Due to this weekend’s torrential winter downpour, we are currently in the midst of a federal government shutdown. Uh oh. We’ve been told so often by so many that a government shutdown will shake the Earth from its orbital path and send us careening into the Sun. So far, thankfully, that has not occurred.
Despite our promised fiery demise, we have begun to excavate DC (…wait a moment, what’s the rush?). DC is doing what anyone does in such situations. You triage – you prioritize what gets attention in what order.
There is oh-so-much that should just stay buried. Not physically (I guess) – but metaphorically. There is oh-so-much DC is doing – that it absolutely shouldn’t. And there is oh-so-much more DC wants to do – that it absolutely shouldn’t.
Amongst the myriad latter are two bills currently under consideration: The House’s Innovation Act and the Senate’s PATENT Act. Bills that – no matter the expressed intent – will fundamentally undermine the ability of people with ideas to protect their ideas with patents.
Sadly, in a Republican-controlled Congress – there are Republicans pushing these bills. They do so in the alleged name of “tort reform” – to attack and undermine “patent trolls.” When you rightly oppose their attempts to fundamentally transform how we handle intellectual property – you are accused of being on the side of the trial lawyers and their disruptive “patent troll” clients.
Except you’re actually defending one of the crucial components of any free market economy – private property. These underminers want to pretend intellectual property isn’t property – but that doesn’t make it so. Some may want to pretend an avowed Socialist isn’t in contention for the Democrat presidential nomination – but that doesn’t make it so.
In our information economy – where computers rule and nigh everything is digital – less and less is tangible. But just because you can’t touch it – doesn’t mean it isn’t property. Stealing a compact disc from Tower Records – was wrong. Downloading without paying for an MP3 – is wrong. New technologies – same principles. To oppose these bills – is to be on the side of all things private property.

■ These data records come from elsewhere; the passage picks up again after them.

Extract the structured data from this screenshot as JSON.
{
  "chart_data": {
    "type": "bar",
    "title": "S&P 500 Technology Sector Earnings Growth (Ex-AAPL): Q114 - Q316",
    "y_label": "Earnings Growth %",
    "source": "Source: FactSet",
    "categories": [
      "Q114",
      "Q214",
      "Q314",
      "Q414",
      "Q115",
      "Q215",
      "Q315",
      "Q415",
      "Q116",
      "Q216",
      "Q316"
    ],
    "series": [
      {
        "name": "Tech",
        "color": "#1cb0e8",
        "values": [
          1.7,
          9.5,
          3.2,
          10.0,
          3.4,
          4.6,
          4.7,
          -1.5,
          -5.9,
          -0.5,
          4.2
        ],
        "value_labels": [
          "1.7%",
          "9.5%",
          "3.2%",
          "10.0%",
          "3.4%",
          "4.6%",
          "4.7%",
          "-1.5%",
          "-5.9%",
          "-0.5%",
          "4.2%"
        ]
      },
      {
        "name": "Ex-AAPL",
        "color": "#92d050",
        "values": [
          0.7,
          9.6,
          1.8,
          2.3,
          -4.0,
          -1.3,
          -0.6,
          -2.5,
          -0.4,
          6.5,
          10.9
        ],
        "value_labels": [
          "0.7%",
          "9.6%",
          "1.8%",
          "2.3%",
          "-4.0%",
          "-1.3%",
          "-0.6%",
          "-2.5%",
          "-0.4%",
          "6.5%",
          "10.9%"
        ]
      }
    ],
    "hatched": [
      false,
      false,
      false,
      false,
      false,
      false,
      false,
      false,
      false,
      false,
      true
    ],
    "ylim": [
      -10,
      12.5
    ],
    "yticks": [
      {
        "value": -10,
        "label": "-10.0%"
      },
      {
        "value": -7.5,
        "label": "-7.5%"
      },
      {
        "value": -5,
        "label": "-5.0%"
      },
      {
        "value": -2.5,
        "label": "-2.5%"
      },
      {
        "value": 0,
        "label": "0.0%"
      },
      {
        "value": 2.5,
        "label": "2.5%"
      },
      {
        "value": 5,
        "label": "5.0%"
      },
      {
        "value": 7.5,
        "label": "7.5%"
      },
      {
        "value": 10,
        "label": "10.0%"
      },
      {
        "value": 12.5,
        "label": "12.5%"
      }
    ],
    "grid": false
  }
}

In opposing these bills, you are also on the side of people crucial to any successful economy – the Creators. The people who have the ideas that make everything else possible. No matter the format – vinyl records, eight-tracks, cassette tapes, CDs or MP3s – the ideas pressed thereon are what matter.
Beyonce’s songs are important – the format on which you acquire them is not. And investments in these ideas are like investments in any other ideas. If you don’t protect them – if you can’t protect them – you’ll stop getting them.
When you steal a Beyonce album, you don’t just steal from Beyonce. You steal from the companies that invest a LOT of money in Beyonce – and a whole lot of other Creators who aren’t (yet?) profitable. If the investors’ investments aren’t protected by law – they can’t get a return on their investments. So they’ll stop investing.
And when they stop investing – we’ll stop getting new ideas. No new ideas – no more products, no goods, no services. Our entire economy will grind to a halt.
It isn’t your fault that the Innovation and PATENT Acts are drafted so broadly and badly – they place you on the same side as trial lawyers. (Though for every terrible trial lawyer – there is a trial lawyer on the other side of the courtroom fending off his cohort with a whip and a chair. They ain’t all bad.)
And “patent trolls” is anti-property-activist-speak – for people suing to protect their patents. And filing lawsuits against the very many thieves is just about the only way to protect patents.
These bills throw out not just the baby – but the entire nursery – with the bathwater. New ideas, new creations, new products – smothered in the crib. Perversely – in the name of protecting innovation.
Currently, the Innovation and PATENT Acts are buried in respective Congressional committees. Like much of DC – they should stay buried.
We won’t like what happens if they’re unearthed.